It is proposed that LCCC will be required to provide cost projections to Suppliers and large consumers, both of which seek to understand future policy costs. This will enable Suppliers to have greater visibility over estimated future CFD liabilities, thereby removing the need to price excessive risks into tariffs charged to consumers. The cost projections will cover the three quarters beyond the one during which the LCCC set the ILR and TRA.
Similarly, the LCCC will be required to publish Generators’ expected CFD start dates i.e. the date on which CFD generation payments start being paid to a Generator. The LCCC publish key information for all investment contracts and CFDs to which LCCC is a party, including the strike price, target commissioning date and the generation technology, within the CFD Register (the ‘Register’). One of the most important purposes of the Register, from a Supplier’s perspective, is to allow for transparency of key project parameters that will materially affect the SO. However, one key piece of information that is not included at present is a Generator’s expected CFD start date- the Register only includes the start of the Target Commissioning Window (‘TCW’). The TCW is one year in length, meaning that there is a wide window of uncertainty for Suppliers as to when payments to Generators will actually commence. Once again, this incentivises risk being priced into tariffs and increases costs for consumers. Including this information in the Register will allow Suppliers to make their own forecasts of CFD costs and adjust their tariffs accordingly.

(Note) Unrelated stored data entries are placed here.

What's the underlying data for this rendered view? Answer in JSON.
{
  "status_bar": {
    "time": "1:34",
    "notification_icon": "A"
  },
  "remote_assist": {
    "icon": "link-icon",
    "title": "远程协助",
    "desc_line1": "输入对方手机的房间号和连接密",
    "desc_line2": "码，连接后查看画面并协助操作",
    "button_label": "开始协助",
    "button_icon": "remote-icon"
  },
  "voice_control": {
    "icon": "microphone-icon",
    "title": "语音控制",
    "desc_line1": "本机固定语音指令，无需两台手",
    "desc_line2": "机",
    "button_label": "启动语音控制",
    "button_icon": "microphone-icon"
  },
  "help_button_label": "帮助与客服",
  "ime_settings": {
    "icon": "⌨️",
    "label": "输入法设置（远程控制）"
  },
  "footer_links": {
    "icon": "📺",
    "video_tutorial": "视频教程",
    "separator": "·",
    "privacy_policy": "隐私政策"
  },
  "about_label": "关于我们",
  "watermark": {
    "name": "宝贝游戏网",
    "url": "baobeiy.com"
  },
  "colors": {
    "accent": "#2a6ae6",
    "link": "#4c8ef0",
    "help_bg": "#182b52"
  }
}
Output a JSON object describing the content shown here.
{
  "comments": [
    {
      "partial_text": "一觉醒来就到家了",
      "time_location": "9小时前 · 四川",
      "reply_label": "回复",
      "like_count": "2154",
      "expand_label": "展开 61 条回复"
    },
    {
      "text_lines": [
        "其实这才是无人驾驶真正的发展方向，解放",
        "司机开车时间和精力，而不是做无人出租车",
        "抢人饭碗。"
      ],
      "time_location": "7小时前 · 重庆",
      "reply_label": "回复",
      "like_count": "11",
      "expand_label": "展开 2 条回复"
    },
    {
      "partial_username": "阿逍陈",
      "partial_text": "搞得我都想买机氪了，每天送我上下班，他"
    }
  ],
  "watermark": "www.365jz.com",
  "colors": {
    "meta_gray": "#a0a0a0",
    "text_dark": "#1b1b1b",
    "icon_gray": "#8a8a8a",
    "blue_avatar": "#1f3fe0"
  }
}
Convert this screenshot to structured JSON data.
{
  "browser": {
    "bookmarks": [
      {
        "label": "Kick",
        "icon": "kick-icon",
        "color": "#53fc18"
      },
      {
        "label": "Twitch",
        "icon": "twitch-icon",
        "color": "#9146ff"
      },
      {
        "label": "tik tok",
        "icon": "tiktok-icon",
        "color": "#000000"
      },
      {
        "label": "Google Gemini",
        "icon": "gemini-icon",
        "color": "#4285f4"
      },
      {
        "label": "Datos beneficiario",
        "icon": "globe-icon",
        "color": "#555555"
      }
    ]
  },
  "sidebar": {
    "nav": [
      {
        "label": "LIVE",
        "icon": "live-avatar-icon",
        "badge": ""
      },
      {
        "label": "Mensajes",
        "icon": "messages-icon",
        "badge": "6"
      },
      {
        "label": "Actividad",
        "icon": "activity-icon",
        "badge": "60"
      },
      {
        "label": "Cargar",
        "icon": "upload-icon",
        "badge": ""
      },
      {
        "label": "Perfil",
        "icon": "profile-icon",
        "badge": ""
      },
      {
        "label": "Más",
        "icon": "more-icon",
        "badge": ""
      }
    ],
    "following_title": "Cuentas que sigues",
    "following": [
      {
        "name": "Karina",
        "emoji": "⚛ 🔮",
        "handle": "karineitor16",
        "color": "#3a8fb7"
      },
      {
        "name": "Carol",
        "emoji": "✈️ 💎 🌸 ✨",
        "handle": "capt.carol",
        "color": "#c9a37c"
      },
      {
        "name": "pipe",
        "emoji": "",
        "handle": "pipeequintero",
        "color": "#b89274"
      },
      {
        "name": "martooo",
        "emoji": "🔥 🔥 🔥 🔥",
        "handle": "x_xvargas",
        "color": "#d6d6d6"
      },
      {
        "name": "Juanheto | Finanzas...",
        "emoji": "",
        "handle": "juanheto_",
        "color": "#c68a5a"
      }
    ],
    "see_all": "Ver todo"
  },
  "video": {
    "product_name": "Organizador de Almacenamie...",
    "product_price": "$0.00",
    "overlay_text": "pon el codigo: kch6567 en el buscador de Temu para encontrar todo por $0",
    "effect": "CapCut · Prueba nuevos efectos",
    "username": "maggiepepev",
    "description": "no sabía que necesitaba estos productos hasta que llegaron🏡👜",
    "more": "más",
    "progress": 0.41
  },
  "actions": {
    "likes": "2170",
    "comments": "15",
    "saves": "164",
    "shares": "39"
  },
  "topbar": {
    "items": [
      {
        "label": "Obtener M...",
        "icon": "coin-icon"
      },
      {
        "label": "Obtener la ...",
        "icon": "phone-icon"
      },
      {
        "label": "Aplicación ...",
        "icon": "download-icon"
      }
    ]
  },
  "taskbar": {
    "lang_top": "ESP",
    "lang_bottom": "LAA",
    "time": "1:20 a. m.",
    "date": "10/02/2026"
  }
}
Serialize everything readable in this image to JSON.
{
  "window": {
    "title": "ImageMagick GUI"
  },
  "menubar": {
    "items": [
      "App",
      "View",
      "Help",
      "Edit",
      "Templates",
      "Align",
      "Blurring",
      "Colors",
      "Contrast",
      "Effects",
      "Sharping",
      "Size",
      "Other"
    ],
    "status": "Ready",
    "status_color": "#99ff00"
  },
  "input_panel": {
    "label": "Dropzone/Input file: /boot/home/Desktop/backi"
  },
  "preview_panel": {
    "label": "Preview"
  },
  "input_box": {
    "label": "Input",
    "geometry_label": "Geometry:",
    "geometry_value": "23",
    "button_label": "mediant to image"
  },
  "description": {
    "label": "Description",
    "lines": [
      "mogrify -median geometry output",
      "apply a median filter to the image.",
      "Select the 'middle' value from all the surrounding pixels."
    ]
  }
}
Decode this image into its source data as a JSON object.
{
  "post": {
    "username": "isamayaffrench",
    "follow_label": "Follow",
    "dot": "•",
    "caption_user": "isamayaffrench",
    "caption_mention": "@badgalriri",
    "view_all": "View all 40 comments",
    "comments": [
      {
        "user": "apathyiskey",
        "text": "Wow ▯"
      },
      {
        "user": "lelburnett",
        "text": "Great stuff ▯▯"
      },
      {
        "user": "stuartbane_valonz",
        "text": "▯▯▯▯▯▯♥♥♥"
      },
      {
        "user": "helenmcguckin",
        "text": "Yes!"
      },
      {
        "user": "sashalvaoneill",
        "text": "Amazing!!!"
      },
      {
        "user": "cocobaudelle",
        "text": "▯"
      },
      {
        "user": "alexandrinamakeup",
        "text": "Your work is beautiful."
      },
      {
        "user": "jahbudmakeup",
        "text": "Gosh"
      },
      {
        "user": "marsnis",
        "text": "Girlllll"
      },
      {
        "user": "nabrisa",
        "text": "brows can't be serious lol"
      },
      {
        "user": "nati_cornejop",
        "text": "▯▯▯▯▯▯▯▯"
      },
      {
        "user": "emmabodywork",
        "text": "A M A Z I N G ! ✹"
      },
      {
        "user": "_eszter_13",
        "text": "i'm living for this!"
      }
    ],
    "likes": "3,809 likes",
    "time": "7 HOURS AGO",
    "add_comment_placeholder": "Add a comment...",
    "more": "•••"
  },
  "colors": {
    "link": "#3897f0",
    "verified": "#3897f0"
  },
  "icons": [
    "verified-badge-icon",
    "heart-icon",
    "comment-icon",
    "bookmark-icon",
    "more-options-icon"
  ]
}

At present, the LCCC is able to set-off a payment it is due to make to a supplier against (determined) payments that the supplier is due to make (to it) in the future. There are no caveats on the circumstances in which LCCC can retain payments or on how far into the future the determined payments may be due. This effectively means that Suppliers are exposed to the risk that payments are withheld unjustifiably. It has therefore been proposed that LCCC may only withhold a payment due to a Supplier where it considers that there is a high likelihood that the Supplier will fail to make payments that are due. Furthermore, LCCC may only set-off the payment against payments due within five working days of the date the withheld payment is due to be made to the Supplier.
The limitation that set-off can only be used when the amount LCCC is due to pay the Supplier is less than or equal to the sum of payments the Supplier is due to make to LCCC is to be removed. It is proposed that LCCC is able to withhold up to the total amount of payments due to be paid within 5 working days.
A new system is to be introduced which allows LCCC to automatically net-off payments against each other where it is due to both receive from and make a payment to a Supplier on the same day.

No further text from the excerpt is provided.